How conducive is the political environment in Tamil Nadu for PMK?
In the last five years PMK was the true Opposition in the assembly. Even though DMDK’s Vijayakanth was the Leader of Opposition, he went to the Assembly only once. The women in Tamil Nadu want the PMK to come to power because they fell that only we can bring prohibition—we’ve been fighting for it for the past 26 years. Today if other parties are speaking about prohibition it is because of the pressure PMK has put on them.
What is your view on the parties other than the AIADMK and DMK?
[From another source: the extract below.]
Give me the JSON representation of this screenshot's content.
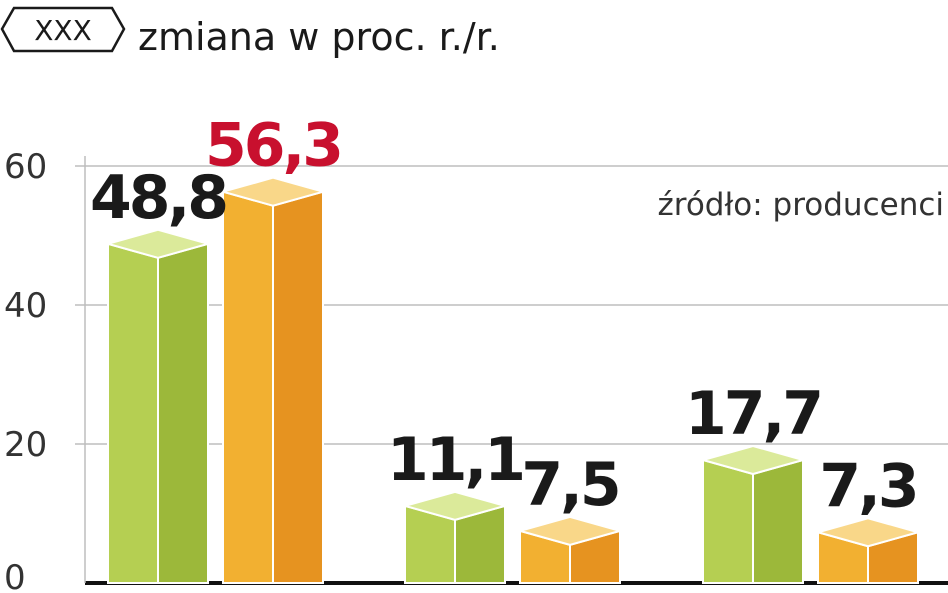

The BJP is a minuscule party in Tamil Nadu. The PWF is an alliance of small parties that have been sidelined by other parties. They do not have ideas or ideologies. On their own they will not even win a single MLA.
Why did the PMK choose to go it alone this time?
In the past when we were contesting alone we were winning more seats. But then for 13 years we formed alliances and lost our credibility. We did a huge mistake for which I apologised to the people of Tamil Nadu. Five years back we took a decision that we will not form an alliance with either the AIADMK or DMK.
There are four CM candidates this time. What’s the edge you have over the others?
I have respect for the other three but the fact is they cannot take care of their everyday needs themselves. For five years we had a CM who could not step out of her house (as much as she should have because of health reasons), we have a 93-year-old leader (M Karunanidhi) whose own party leaders are asking him to retire. The third person (Vijayakanth) is incoherent, neither he nor the people who listen to him speak understand what he is saying. I, on the other hand, am a professionally qualified doctor and I’ve proved my credentials while I was a central minister. For the 2.5 crore young neutral voters I will be a better option than the other three.
Tell us a bit about your manifesto?
From the beginning our stand has been that we will not give freebies — no TVs, mixies, grinders, goats, mangalsurtas, dhotis... Now the other parties are following us. Tamil Nadu, over the years, has become synonymous with a freebie culture. The PMK will only give free services — free education and health care.
In your manifesto you’ve said that you would conduct a caste-based census. What the rationale behind it?
Caste-based census is even done by the Centre. We want to do it because we want to give reservation to all the communities in Tamil Nadu.
How important is the Sri Lankan Tamil issue this election?
The Sri Lankan issue is not an election issue but an emotional issue, and through my NGO we have been highlighting this at the UN for years. But people do not vote depending on this, because the DMK-Congress combine was voted to power in 2009 when the war in Sri Lanka was at its peak. The fishermen issue is a more prominent one.
The PMK is often accused of being a caste-based Vanniyar party. Your views on this?
The PMK is not a caste-based party. We are a party for social justice. The PMK general secretary is a Dalit, treasurer is a Muslim and our candidates come from all sections of society. As long as we are with the two main Dravidian parties we were a normal party, the day we broke alliance with them we become a caste-based party.